La Guinée ne redressera durablement son école ni par les infrastructures seules, ni par la succession des programmes et des réformes administratives. La transformation se jouera aussi dans chaque établissement, sous l’impulsion de directeurs, principaux et proviseurs compétents, intègres, préparés et tenus responsables des apprentissages.

Depuis plusieurs décennies, notre pays cherche à réformer son système éducatif. Des programmes sont révisés, des infrastructures construites ou réhabilitées, des enseignants recrutés, des formations organisées et de nouvelles orientations annoncées. Ces efforts sont nécessaires. Pourtant, les résultats restent en deçà des attentes : les apprentissages demeurent fragiles, les inégalités persistent, l’encadrement pédagogique est insuffisant et la confiance de nombreuses familles dans l’école s’érode.

Face à cette situation, le débat public se concentre généralement sur les programmes, les examens, les infrastructures, les effectifs ou le niveau des enseignants.
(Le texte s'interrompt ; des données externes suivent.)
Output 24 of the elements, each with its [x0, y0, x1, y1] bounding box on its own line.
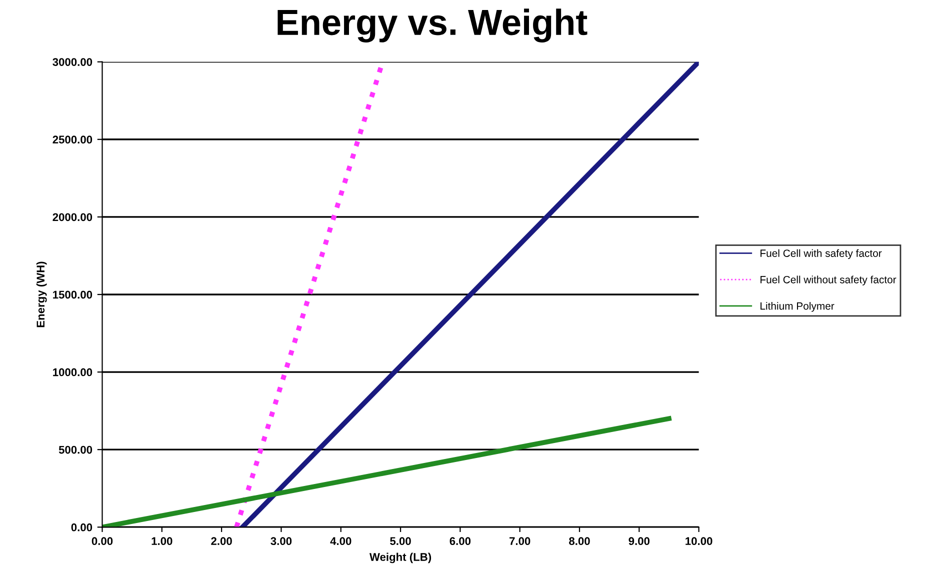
x-tick-label: 4.00 [330, 537, 352, 546]
x-tick-label: 9.00 [628, 537, 650, 546]
x-tick-label: 2.00 [211, 537, 232, 546]
x-tick-label: 8.00 [569, 537, 590, 546]
x-tick-label: 0.00 [92, 537, 113, 546]
chart-title: Energy vs. Weight [278, 8, 588, 42]
y-tick-label: 3000.00 [52, 58, 92, 66]
y-tick-label: 2000.00 [52, 213, 92, 222]
y-tick-label: 500.00 [58, 446, 92, 454]
legend-label: Fuel Cell without safety factor [760, 276, 896, 286]
x-tick-label: 7.00 [510, 537, 530, 546]
y-tick-label: 1500.00 [53, 290, 92, 299]
y-tick-label: 1000.00 [53, 368, 92, 376]
x-tick-label: 1.00 [152, 537, 172, 546]
y-axis-title: Energy (WH) [36, 262, 47, 328]
x-axis-title: Weight (LB) [369, 552, 432, 564]
y-tick-label: 2500.00 [52, 136, 92, 144]
x-tick-label: 10.00 [686, 537, 712, 546]
y-tick-label: 0.00 [71, 523, 92, 532]
legend-label: Fuel Cell with safety factor [760, 249, 882, 260]
legend-label: Lithium Polymer [760, 302, 834, 312]
x-tick-label: 5.00 [390, 537, 411, 546]
x-tick-label: 6.00 [450, 537, 471, 546]
x-tick-label: 3.00 [270, 537, 292, 546]
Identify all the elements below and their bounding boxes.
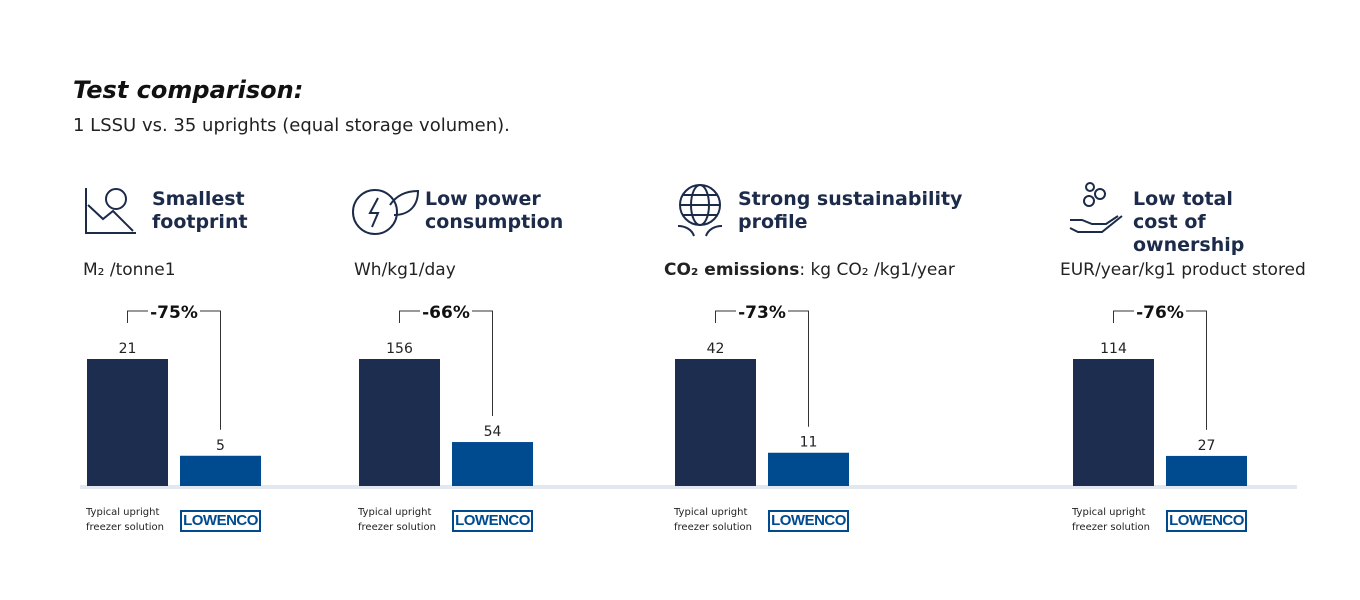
unit-label: EUR/year/kg1 product stored bbox=[1060, 260, 1306, 280]
panel-title: Low power consumption bbox=[425, 188, 564, 233]
brand-logo: LOWENCO bbox=[452, 510, 533, 532]
unit-text: Wh/kg1/day bbox=[354, 260, 456, 280]
value-label: 156 bbox=[386, 341, 413, 357]
bar bbox=[180, 455, 261, 486]
reduction-label: -73% bbox=[738, 303, 786, 323]
annotation-bg bbox=[736, 301, 788, 321]
value-label: 11 bbox=[800, 435, 818, 451]
baseline bbox=[80, 485, 1297, 489]
value-label: 54 bbox=[484, 424, 502, 440]
page-subtitle: 1 LSSU vs. 35 uprights (equal storage vo… bbox=[73, 115, 510, 136]
panel-title: Strong sustainability profile bbox=[738, 188, 963, 233]
unit-label: M₂ /tonne1 bbox=[83, 260, 176, 280]
value-label: 42 bbox=[707, 341, 725, 357]
panel-title: Low total cost of ownership bbox=[1133, 188, 1245, 256]
reduction-label: -75% bbox=[150, 303, 198, 323]
icon-power bbox=[352, 189, 420, 235]
bar bbox=[452, 442, 533, 486]
panel-title: Smallest footprint bbox=[152, 188, 248, 233]
page-title: Test comparison: bbox=[73, 76, 304, 104]
category-label: Typical upright freezer solution bbox=[358, 507, 437, 533]
unit-bold: CO₂ emissions bbox=[664, 260, 800, 280]
reduction-label: -76% bbox=[1136, 303, 1184, 323]
category-label: Typical upright freezer solution bbox=[86, 507, 165, 533]
value-label: 5 bbox=[216, 438, 225, 454]
value-label: 21 bbox=[119, 341, 137, 357]
unit-label: Wh/kg1/day bbox=[354, 260, 456, 280]
bar bbox=[768, 452, 849, 486]
unit-label: CO₂ emissions: kg CO₂ /kg1/year bbox=[664, 260, 955, 280]
category-label: Typical upright freezer solution bbox=[1072, 507, 1151, 533]
icon-footprint bbox=[85, 188, 136, 234]
value-label: 27 bbox=[1198, 438, 1216, 454]
brand-logo: LOWENCO bbox=[180, 510, 261, 532]
bar bbox=[359, 359, 440, 486]
icon-cost bbox=[1069, 182, 1123, 233]
annotation-bg bbox=[420, 301, 472, 321]
icon-globe bbox=[677, 184, 723, 237]
category-label: Typical upright freezer solution bbox=[674, 507, 753, 533]
unit-text: EUR/year/kg1 product stored bbox=[1060, 260, 1306, 280]
brand-logo: LOWENCO bbox=[1166, 510, 1247, 532]
bar bbox=[675, 359, 756, 486]
reduction-label: -66% bbox=[422, 303, 470, 323]
bar bbox=[1073, 359, 1154, 486]
value-label: 114 bbox=[1100, 341, 1127, 357]
annotation-bg bbox=[1134, 301, 1186, 321]
unit-text: M₂ /tonne1 bbox=[83, 260, 176, 280]
bar bbox=[87, 359, 168, 486]
annotation-bg bbox=[148, 301, 200, 321]
bar bbox=[1166, 455, 1247, 486]
unit-text: : kg CO₂ /kg1/year bbox=[799, 260, 955, 280]
brand-logo: LOWENCO bbox=[768, 510, 849, 532]
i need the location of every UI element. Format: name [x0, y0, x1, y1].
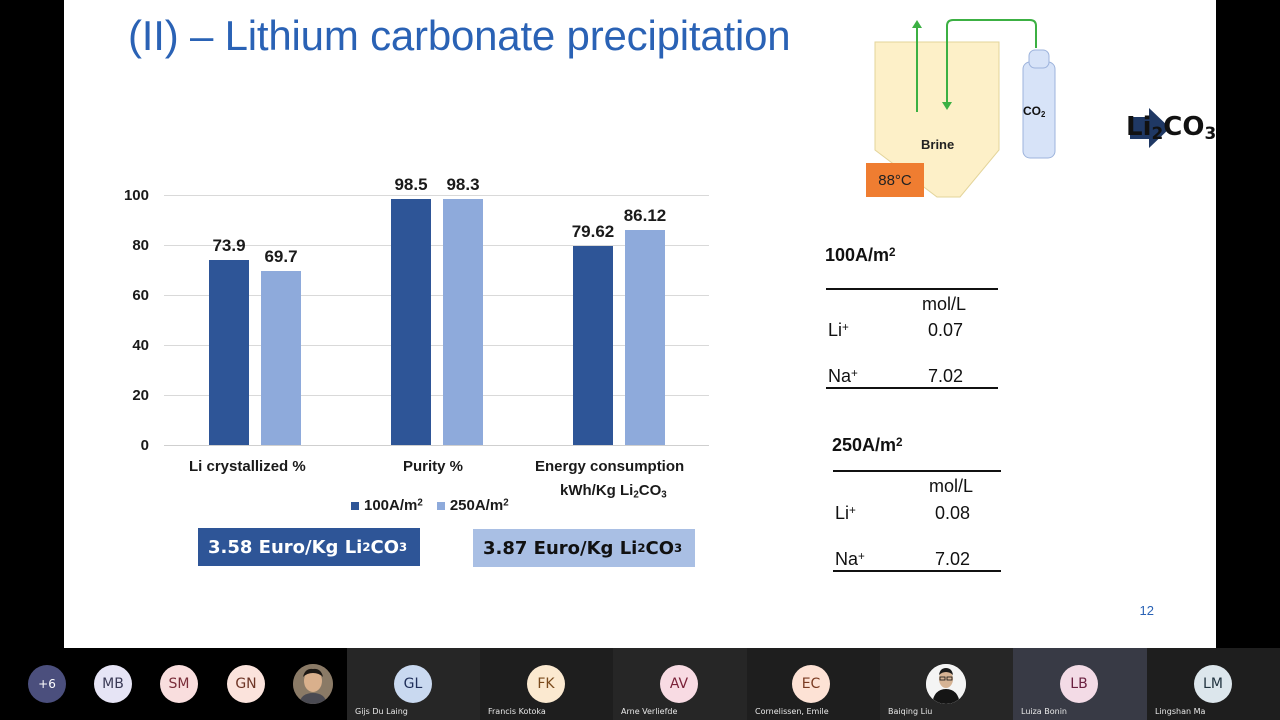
more-participants-button[interactable]: +6 — [28, 665, 66, 703]
ion-label: Na+ — [835, 549, 865, 569]
legend-label: 100A/m2 — [364, 497, 423, 514]
participants-bar: +6 MB SM GN GL Gijs Du Laing FK Francis … — [0, 648, 1280, 720]
gridline — [164, 195, 709, 196]
bar-value-label: 69.7 — [264, 247, 298, 266]
bar-100-purity — [391, 199, 431, 445]
participant-photo[interactable] — [293, 664, 333, 704]
participant-avatar: EC — [792, 665, 830, 703]
table-rule-top — [833, 470, 1001, 472]
unit-header: mol/L — [922, 294, 967, 314]
bar-100-energy — [573, 246, 613, 445]
bar-value-label: 73.9 — [212, 236, 246, 255]
participant-avatar: LM — [1194, 665, 1232, 703]
table-rule-top — [826, 288, 998, 290]
cost-box-100: 3.58 Euro/Kg Li 2 CO 3 — [198, 528, 420, 566]
participant-tile[interactable]: FK Francis Kotoka — [480, 648, 613, 720]
gridline — [164, 245, 709, 246]
gridline — [164, 345, 709, 346]
gridline — [164, 395, 709, 396]
slide-page-number: 12 — [1139, 603, 1154, 618]
category-label-li-crystallized: Li crystallized % — [189, 458, 306, 475]
subscript: 2 — [633, 489, 639, 501]
bar-value-label: 86.12 — [623, 206, 667, 225]
participant-name: Gijs Du Laing — [355, 707, 408, 716]
participant-tile[interactable]: EC Cornelissen, Emile — [747, 648, 880, 720]
y-tick: 20 — [132, 387, 149, 404]
table-rule-bottom — [833, 570, 1001, 572]
unit-text: kWh/Kg Li — [560, 482, 634, 499]
legend-item-100: 100A/m2 — [351, 497, 423, 514]
ion-value: 0.07 — [928, 320, 964, 340]
table-rule-bottom — [826, 387, 998, 389]
ion-label: Na+ — [828, 366, 858, 386]
legend-label: 250A/m2 — [449, 497, 509, 514]
temperature-badge: 88°C — [866, 163, 924, 197]
person-photo-icon — [293, 664, 333, 704]
legend-swatch — [436, 501, 445, 510]
participant-name: Lingshan Ma — [1155, 707, 1206, 716]
y-tick: 80 — [132, 237, 149, 254]
ion-label: Li+ — [835, 503, 856, 523]
participant-avatar[interactable]: MB — [94, 665, 132, 703]
participant-photo — [926, 664, 966, 704]
product-label: Li2CO3 — [1126, 112, 1216, 144]
process-diagram: CO2 Brine 88°C Li2CO3 — [864, 0, 1216, 210]
gridline — [164, 445, 709, 446]
bar-value-label: 98.5 — [394, 175, 428, 194]
gridline — [164, 295, 709, 296]
participant-name: Arne Verliefde — [621, 707, 678, 716]
participant-name: Luiza Bonin — [1021, 707, 1067, 716]
participant-tile[interactable]: AV Arne Verliefde — [613, 648, 747, 720]
unit-header: mol/L — [929, 476, 974, 496]
slide-title: (II) – Lithium carbonate precipitation — [128, 12, 791, 59]
y-tick: 100 — [123, 187, 149, 204]
legend-item-250: 250A/m2 — [436, 497, 509, 514]
participant-avatar: LB — [1060, 665, 1098, 703]
participant-avatar: AV — [660, 665, 698, 703]
participant-tile-active[interactable]: LB Luiza Bonin — [1013, 648, 1147, 720]
y-tick: 40 — [132, 337, 149, 354]
participant-avatar: GL — [394, 665, 432, 703]
subscript: 3 — [661, 489, 667, 501]
concentration-table-250: 250A/m2 mol/L Li+ 0.08 Na+ 7.02 — [831, 427, 1031, 587]
ion-value: 7.02 — [928, 366, 964, 386]
bar-value-label: 98.3 — [446, 175, 480, 194]
table-header: 100A/m2 — [825, 245, 896, 265]
table-header: 250A/m2 — [832, 435, 903, 455]
presentation-slide: (II) – Lithium carbonate precipitation 0… — [64, 0, 1216, 648]
category-label-energy: Energy consumption — [535, 458, 685, 475]
ion-value: 0.08 — [935, 503, 971, 523]
ion-value: 7.02 — [935, 549, 971, 569]
category-label-purity: Purity % — [403, 458, 464, 475]
unit-text: CO — [638, 482, 662, 499]
y-tick: 60 — [132, 287, 149, 304]
precipitation-vessel-icon — [874, 19, 1170, 198]
participant-tile[interactable]: LM Lingshan Ma — [1147, 648, 1280, 720]
participant-avatar[interactable]: SM — [160, 665, 198, 703]
participant-tile[interactable]: GL Gijs Du Laing — [347, 648, 480, 720]
participant-avatar[interactable]: GN — [227, 665, 265, 703]
person-photo-icon — [926, 664, 966, 704]
brine-label: Brine — [921, 137, 955, 152]
y-tick: 0 — [140, 437, 149, 454]
participant-name: Francis Kotoka — [488, 707, 546, 716]
bar-250-purity — [443, 199, 483, 445]
co2-label: CO2 — [1023, 104, 1046, 119]
legend-swatch — [351, 501, 359, 510]
concentration-table-100: 100A/m2 mol/L Li+ 0.07 Na+ 7.02 — [824, 240, 1024, 400]
participant-avatar: FK — [527, 665, 565, 703]
bar-250-energy — [625, 230, 665, 445]
bar-250-li-crystallized — [261, 271, 301, 445]
participant-name: Baiqing Liu — [888, 707, 933, 716]
category-label-energy-unit: kWh/Kg Li2CO3 — [560, 482, 667, 500]
participant-tile[interactable]: Baiqing Liu — [880, 648, 1013, 720]
cost-box-250: 3.87 Euro/Kg Li 2 CO 3 — [473, 529, 695, 567]
bar-100-li-crystallized — [209, 260, 249, 445]
ion-label: Li+ — [828, 320, 849, 340]
chart-legend: 100A/m2 250A/m2 — [351, 497, 517, 514]
bar-chart: 0 20 40 60 80 100 73.9 69.7 98.5 98.3 79… — [64, 0, 764, 520]
bar-value-label: 79.62 — [571, 222, 615, 241]
participant-name: Cornelissen, Emile — [755, 707, 829, 716]
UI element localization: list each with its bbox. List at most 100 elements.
Une question décisive reste cependant reléguée au second plan : qui dirige réellement nos écoles, nos collèges et nos lycées, et comment préparons-nous celles et ceux à qui nous confions cette responsabilité ?

Un angle mort de la réforme éducative

Au cœur de chaque établissement se trouve un acteur stratégique : le leader scolaire. Directeur d’école primaire, principal de collège, proviseur de lycée ou responsable pédagogique, il doit donner une direction à l’établissement, mobiliser les enseignants, suivre les apprentissages, instaurer un climat de travail, dialoguer avec les familles, protéger les élèves, gérer les ressources et rendre compte des résultats.

Lorsque ce leadership est faible, même les meilleures politiques nationales risquent de s’arrêter à la porte de l’école.

Les politiques éducatives prennent véritablement vie dans les établissements. C’est dans les salles de classe, les réunions pédagogiques, la gestion des absences, le suivi des élèves et les relations avec les parents que la réforme réussit ou échoue.

Un programme peut être techniquement solide ; s’il n’est pas compris, porté et suivi par les responsables des établissements, il restera un document de plus. Une formation peut être pertinente ; si aucune direction ne veille à son application, son effet s’estompera rapidement. Des équipements peuvent être distribués ; sans gouvernance responsable, ils risquent d’être sous-utilisés, mal entretenus ou détournés de leur finalité.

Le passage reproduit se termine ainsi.